Open and closed card sorts helped me develop a set of categories. There was agreement across particpants around produce, meat, dairy & eggs, but items like spices, seeds, condiments, and baking products were less consistently grouped. To address this, I turned to established online groceries for direction. Companies like Whole Foods and Food Lion placed most dry goods into the larger umbrella category of “Pantry,” and then broke this up into many smaller categories.
Fortunately, the web platform meant that we could locate certain products like hot sauces under “Sauces” as well as “Condiments,” so that people could find them through either path.
Refreshing the homepage
While researching City Feed, I had encountered a post on their Instagram advertising a tasting event, where they invited customers to try frozen pierogis and beers sold in their stores. Separately, I had heard in my interviews from several shoppers that they liked to look in the frozen aisle as a place to buy one thing they hadn’t tried before—a kind of “planned impulse purchase.”
I was inspired to introduce the concept of a rotating (monthly?) featured pairing of a beverage and a frozen/prepared meal or snack, as a way to offer a similar kind of inspiration to customers online.

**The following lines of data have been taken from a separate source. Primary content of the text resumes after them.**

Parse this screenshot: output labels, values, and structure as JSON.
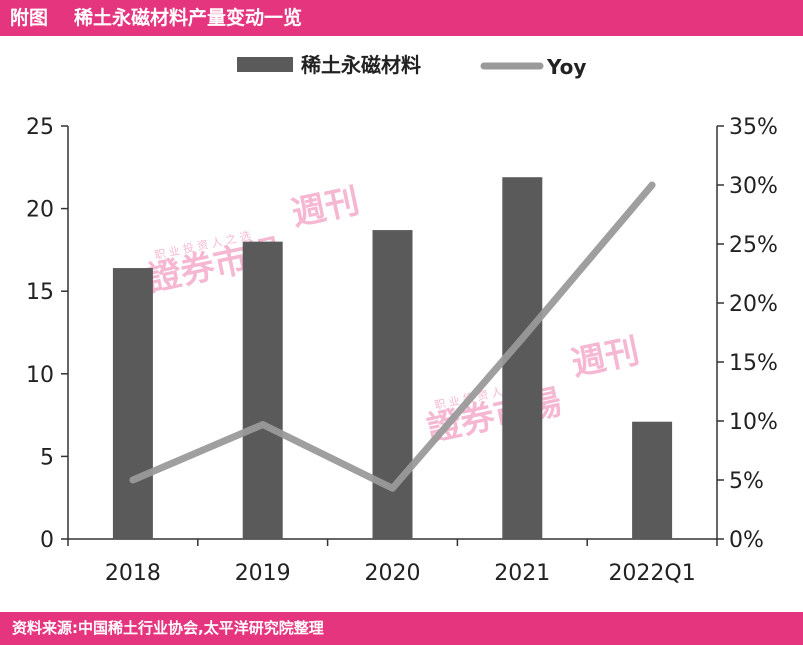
{
  "header": {
    "label": "附图",
    "title": "稀土永磁材料产量变动一览"
  },
  "footer": {
    "source": "资料来源:中国稀土行业协会,太平洋研究院整理"
  },
  "watermark": {
    "text": "證券市場",
    "subtext": "週刊",
    "small": "职 业 投 资 人 之 选"
  },
  "colors": {
    "bar": "#5a5a5a",
    "line": "#9a9a9a",
    "accent": "#e5357f"
  },
  "chart_data": {
    "type": "bar",
    "categories": [
      "2018",
      "2019",
      "2020",
      "2021",
      "2022Q1"
    ],
    "series": [
      {
        "name": "稀土永磁材料",
        "type": "bar",
        "axis": "left",
        "values": [
          16.4,
          18.0,
          18.7,
          21.9,
          7.1
        ]
      },
      {
        "name": "Yoy",
        "type": "line",
        "axis": "right",
        "values": [
          0.05,
          0.097,
          0.043,
          0.17,
          0.3
        ]
      }
    ],
    "ylim": [
      0,
      25
    ],
    "yticks": [
      "0",
      "5",
      "10",
      "15",
      "20",
      "25"
    ],
    "y2lim": [
      0,
      0.35
    ],
    "y2ticks": [
      "0%",
      "5%",
      "10%",
      "15%",
      "20%",
      "25%",
      "30%",
      "35%"
    ],
    "legend_position": "top-center",
    "grid": false
  }
}
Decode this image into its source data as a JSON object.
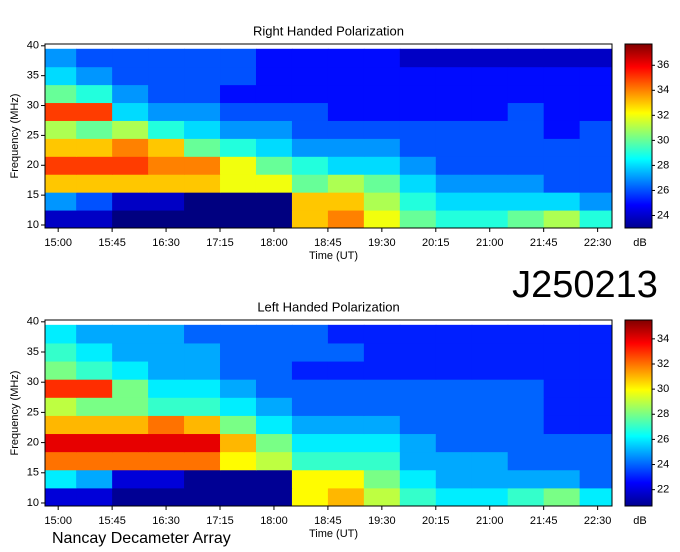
{
  "chart_data": [
    {
      "type": "heatmap",
      "title": "Right Handed Polarization",
      "xlabel": "Time (UT)",
      "ylabel": "Frequency (MHz)",
      "colorbar_label": "dB",
      "x": [
        900,
        930,
        960,
        990,
        1020,
        1050,
        1080,
        1110,
        1140,
        1170,
        1200,
        1230,
        1260,
        1290,
        1320,
        1350
      ],
      "y": [
        11,
        14,
        17,
        20,
        23,
        26,
        29,
        32,
        35,
        38
      ],
      "z": [
        [
          24,
          24,
          23,
          23,
          23,
          23,
          23,
          33,
          34,
          32,
          30,
          29,
          29,
          30,
          31,
          29
        ],
        [
          27,
          26,
          24,
          24,
          23,
          23,
          23,
          33,
          33,
          31,
          29,
          28,
          28,
          28,
          28,
          27
        ],
        [
          33,
          33,
          33,
          33,
          33,
          32,
          32,
          30,
          31,
          30,
          28,
          27,
          27,
          27,
          26,
          26
        ],
        [
          35,
          35,
          35,
          34,
          34,
          32,
          30,
          29,
          28,
          28,
          27,
          26,
          26,
          26,
          26,
          26
        ],
        [
          33,
          33,
          34,
          33,
          30,
          29,
          28,
          27,
          27,
          27,
          26,
          26,
          26,
          26,
          26,
          26
        ],
        [
          31,
          30,
          31,
          29,
          28,
          27,
          27,
          26,
          26,
          26,
          26,
          26,
          26,
          26,
          25,
          26
        ],
        [
          35,
          35,
          28,
          27,
          27,
          26,
          26,
          26,
          25,
          25,
          25,
          25,
          25,
          26,
          25,
          25
        ],
        [
          30,
          29,
          27,
          26,
          26,
          25,
          25,
          25,
          25,
          25,
          25,
          25,
          25,
          25,
          25,
          25
        ],
        [
          28,
          27,
          26,
          26,
          26,
          26,
          25,
          25,
          25,
          25,
          25,
          25,
          25,
          25,
          25,
          25
        ],
        [
          27,
          26,
          26,
          26,
          26,
          26,
          25,
          25,
          25,
          25,
          24,
          24,
          24,
          24,
          24,
          24
        ]
      ],
      "xlim": [
        889,
        1362
      ],
      "ylim": [
        9.5,
        40.3
      ],
      "xticks": [
        {
          "value": 900,
          "label": "15:00"
        },
        {
          "value": 945,
          "label": "15:45"
        },
        {
          "value": 990,
          "label": "16:30"
        },
        {
          "value": 1035,
          "label": "17:15"
        },
        {
          "value": 1080,
          "label": "18:00"
        },
        {
          "value": 1125,
          "label": "18:45"
        },
        {
          "value": 1170,
          "label": "19:30"
        },
        {
          "value": 1215,
          "label": "20:15"
        },
        {
          "value": 1260,
          "label": "21:00"
        },
        {
          "value": 1305,
          "label": "21:45"
        },
        {
          "value": 1350,
          "label": "22:30"
        }
      ],
      "yticks": [
        10,
        15,
        20,
        25,
        30,
        35,
        40
      ],
      "clim": [
        23,
        37.7
      ],
      "cticks": [
        24,
        26,
        28,
        30,
        32,
        34,
        36
      ],
      "colormap": "jet"
    },
    {
      "type": "heatmap",
      "title": "Left Handed Polarization",
      "xlabel": "Time (UT)",
      "ylabel": "Frequency (MHz)",
      "colorbar_label": "dB",
      "x": [
        900,
        930,
        960,
        990,
        1020,
        1050,
        1080,
        1110,
        1140,
        1170,
        1200,
        1230,
        1260,
        1290,
        1320,
        1350
      ],
      "y": [
        11,
        14,
        17,
        20,
        23,
        26,
        29,
        32,
        35,
        38
      ],
      "z": [
        [
          22,
          22,
          21,
          21,
          21,
          21,
          21,
          30,
          31,
          29,
          27,
          26,
          26,
          27,
          28,
          26
        ],
        [
          26,
          25,
          22,
          22,
          21,
          21,
          21,
          30,
          30,
          28,
          26,
          25,
          25,
          25,
          25,
          24
        ],
        [
          32,
          32,
          32,
          32,
          32,
          30,
          29,
          27,
          27,
          27,
          25,
          25,
          25,
          24,
          24,
          24
        ],
        [
          34,
          34,
          34,
          34,
          34,
          31,
          28,
          26,
          26,
          26,
          25,
          24,
          24,
          24,
          24,
          24
        ],
        [
          31,
          31,
          31,
          32,
          31,
          28,
          26,
          25,
          25,
          25,
          24,
          24,
          24,
          24,
          23,
          23
        ],
        [
          29,
          28,
          28,
          27,
          27,
          26,
          25,
          24,
          24,
          24,
          24,
          24,
          24,
          24,
          23,
          23
        ],
        [
          33,
          33,
          28,
          26,
          26,
          25,
          24,
          24,
          24,
          24,
          24,
          24,
          24,
          24,
          23,
          23
        ],
        [
          28,
          27,
          26,
          25,
          25,
          24,
          24,
          23,
          23,
          23,
          23,
          23,
          23,
          23,
          23,
          23
        ],
        [
          27,
          26,
          25,
          25,
          25,
          24,
          24,
          24,
          24,
          23,
          23,
          23,
          23,
          23,
          23,
          23
        ],
        [
          26,
          25,
          25,
          25,
          24,
          24,
          24,
          24,
          23,
          23,
          23,
          23,
          23,
          23,
          23,
          23
        ]
      ],
      "xlim": [
        889,
        1362
      ],
      "ylim": [
        9.5,
        40.3
      ],
      "xticks": [
        {
          "value": 900,
          "label": "15:00"
        },
        {
          "value": 945,
          "label": "15:45"
        },
        {
          "value": 990,
          "label": "16:30"
        },
        {
          "value": 1035,
          "label": "17:15"
        },
        {
          "value": 1080,
          "label": "18:00"
        },
        {
          "value": 1125,
          "label": "18:45"
        },
        {
          "value": 1170,
          "label": "19:30"
        },
        {
          "value": 1215,
          "label": "20:15"
        },
        {
          "value": 1260,
          "label": "21:00"
        },
        {
          "value": 1305,
          "label": "21:45"
        },
        {
          "value": 1350,
          "label": "22:30"
        }
      ],
      "yticks": [
        10,
        15,
        20,
        25,
        30,
        35,
        40
      ],
      "clim": [
        20.7,
        35.5
      ],
      "cticks": [
        22,
        24,
        26,
        28,
        30,
        32,
        34
      ],
      "colormap": "jet"
    }
  ],
  "labels": {
    "id": "J250213",
    "footer": "Nancay Decameter Array"
  }
}
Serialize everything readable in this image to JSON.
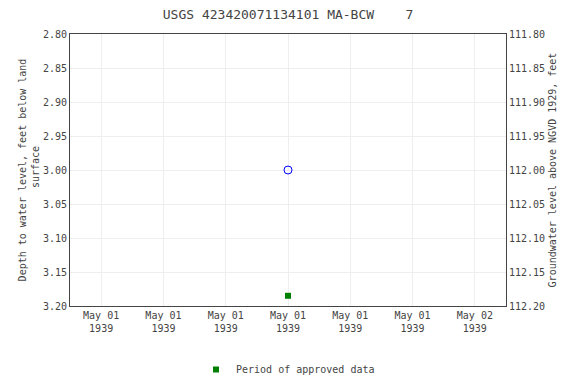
{
  "chart_data": {
    "type": "scatter",
    "title": "USGS 423420071134101 MA-BCW    7",
    "y_label": "Depth to water level, feet below land\n surface",
    "y2_label": "Groundwater level above NGVD 1929, feet",
    "categories": [
      "May 01\n1939",
      "May 01\n1939",
      "May 01\n1939",
      "May 01\n1939",
      "May 01\n1939",
      "May 01\n1939",
      "May 02\n1939"
    ],
    "series": [
      {
        "color": "blue",
        "marker": "circle-open",
        "values": [
          null,
          null,
          null,
          3.0,
          null,
          null,
          null
        ]
      },
      {
        "name": "Period of approved data",
        "color": "#008000",
        "marker": "square",
        "values": [
          null,
          null,
          null,
          3.185,
          null,
          null,
          null
        ]
      }
    ],
    "ylim": [
      3.2,
      2.8
    ],
    "yticks": [
      {
        "value": 2.8,
        "label": "2.80"
      },
      2.85,
      {
        "value": 2.9,
        "label": "2.90"
      },
      2.95,
      {
        "value": 3.0,
        "label": "3.00"
      },
      3.05,
      {
        "value": 3.1,
        "label": "3.10"
      },
      3.15,
      {
        "value": 3.2,
        "label": "3.20"
      }
    ],
    "y2lim": [
      112.2,
      111.8
    ],
    "y2ticks": [
      {
        "value": 112.2,
        "label": "112.20"
      },
      112.15,
      {
        "value": 112.1,
        "label": "112.10"
      },
      112.05,
      {
        "value": 112.0,
        "label": "112.00"
      },
      111.95,
      {
        "value": 111.9,
        "label": "111.90"
      },
      111.85,
      {
        "value": 111.8,
        "label": "111.80"
      }
    ],
    "grid": true,
    "legend": "bottom"
  }
}
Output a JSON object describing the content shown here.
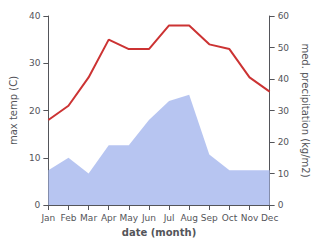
{
  "chart_data": {
    "type": "line",
    "categories": [
      "Jan",
      "Feb",
      "Mar",
      "Apr",
      "May",
      "Jun",
      "Jul",
      "Aug",
      "Sep",
      "Oct",
      "Nov",
      "Dec"
    ],
    "xlabel": "date (month)",
    "ylabel": "max temp (C)",
    "y2label": "med. precipitation (kg/m2)",
    "ylim": [
      0,
      40
    ],
    "yticks": [
      0,
      10,
      20,
      30,
      40
    ],
    "y2lim": [
      0,
      60
    ],
    "y2ticks": [
      0,
      10,
      20,
      30,
      40,
      50,
      60
    ],
    "grid": false,
    "series": [
      {
        "type": "area",
        "color": "#aabbee",
        "axis": "y2",
        "values": [
          11,
          15,
          10,
          19,
          19,
          27,
          33,
          35,
          16,
          11,
          11,
          11
        ]
      },
      {
        "type": "line",
        "color": "#cc3333",
        "values": [
          18,
          21,
          27,
          35,
          33,
          33,
          38,
          38,
          34,
          33,
          27,
          24
        ]
      }
    ]
  }
}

City Feed’s home page currently had large images of their products on a centered carousel, and so this provided an easy place to introduce the pairings to online shoppers.
A post on City Feed’s instagram inviting customers to a tasting of craft beer and pierogis.
Taking inspiration from their instagram post, I introduced the concept of a monthly recommended pairing of a frozen food and beverage.
User testing
Test scenario: You’re about to go to a yoga class at the studio above City Feed on Centre Street. You don’t feel like cooking tonight and you heard from a friend that you can now order groceries online from City Feed for pickup at their stores. You have some time on your hands before you leave your house, so you decide to order some items to pick up right after yoga.
Test results: In the version we tested, users did not have a way of re-discovering the store’s “Featured Food & Drink Pairing” if they had missed it on the homepage. In response, I re-configured the top level-navigation of the site to make room for a banner advertisement inviting users to view the pairing. In addition, users had trouble seeing the left-side facet navigation, and even when they did the filters didn’t feel “clickable.” Thus, I increased the visibility of the panel and converted the filters to checkboxes.
Before
After
Final mid-fidelity prototype
My final Axure prototype shows how a user would accomplish the following tasks:
Enter shopping portal and set your pickup location (Centre St).
Find product information for an Amy’s Frozen Burrito with Beans and Rice, and add 1 to shopping basket.
Read about February’s Featured Pairing, and add 1 Jaju Frozen Pierogi to shopping basket.
Remove the burrito from shopping basket and pay for the pierogis.